AİHM hemen ondan sonra ikinci bir kararı daha var. “Din Dersi mecburiyeti, çocuk hakları sözleşmesine aykırıdır, derhal durdurulmalıdır” diyor. İkinci Selanikli Özgür Özel ve partisi CHP bu konuda da dilini yutmuş konuşmuyor. Onu alkışlayan devrimciler de kulaklarını kapatıyor, duymak istemiyorlar. Derneklerini Cem evi diye törenle açtıranlar, Aleviliğe biraz saygılı olun, önce AİHM mahkemesinin, kararlarının uygulanmasını isteyin. Eğer sizde zerre kadar insanlık var ise.

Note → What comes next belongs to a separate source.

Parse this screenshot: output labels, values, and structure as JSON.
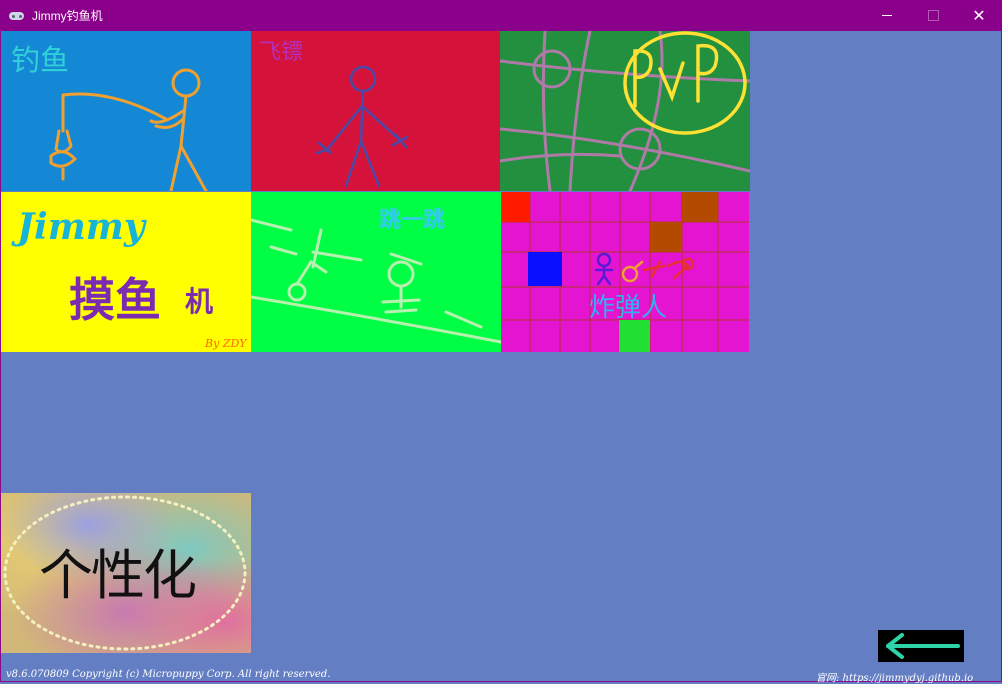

Efendiler; Türkiye’de 20 Milyon kadar da Şafi-i Müslüman yaşıyor. Devletin Din İşleri Genel Müdürü Ali Erbaş, bütün Şafi-i Camilerini, Kemalist Dinin Sünni mezhebi Camilerine dönüştürdü. 20 Milyon Şafi-i Müslüman için sadece Diyarbakır’da yarım Şafi-i Camisi kaldı. İkinci Selanikli Özgür Özel ve Cem evi açılışına katılan devrimci arkadaşları, bu rezaleti hiç görmüyorlar. Çünkü kendileri de rezil de onun için görmüyorlar. Utanmadan hala insanlardan oy istiyorlar.
Her türlü kazancın ve hatta Kerhane kadınlarının ödediği vergilerin de içerisinde olduğu bütçeden, üçüncü büyük pay, Kemalist Din için ayrılır. Diyanette 211,0 bin memur bu paradan maaşını alır. Alevilik 1925 tarihinden beri yasak olmasına rağmen, devlet devrimci derneklerinde görev yapan MİT görevlilerinin maaşlarını, elektrik, su ve gaz paralarını ödemek için de bütçeden uydurma Cem evlerine de epeyce büyük bir pay ayırdı.
Ben Müslümanım diyen Aleviler, Türkiye’de yeteri kadar Cami var, gidin orada namazınızı kılın.
Alevilik bir inançtır, İslam’la alakası yoktur, Alevi ibadethanesi olan Cem evlerine saygılı olun.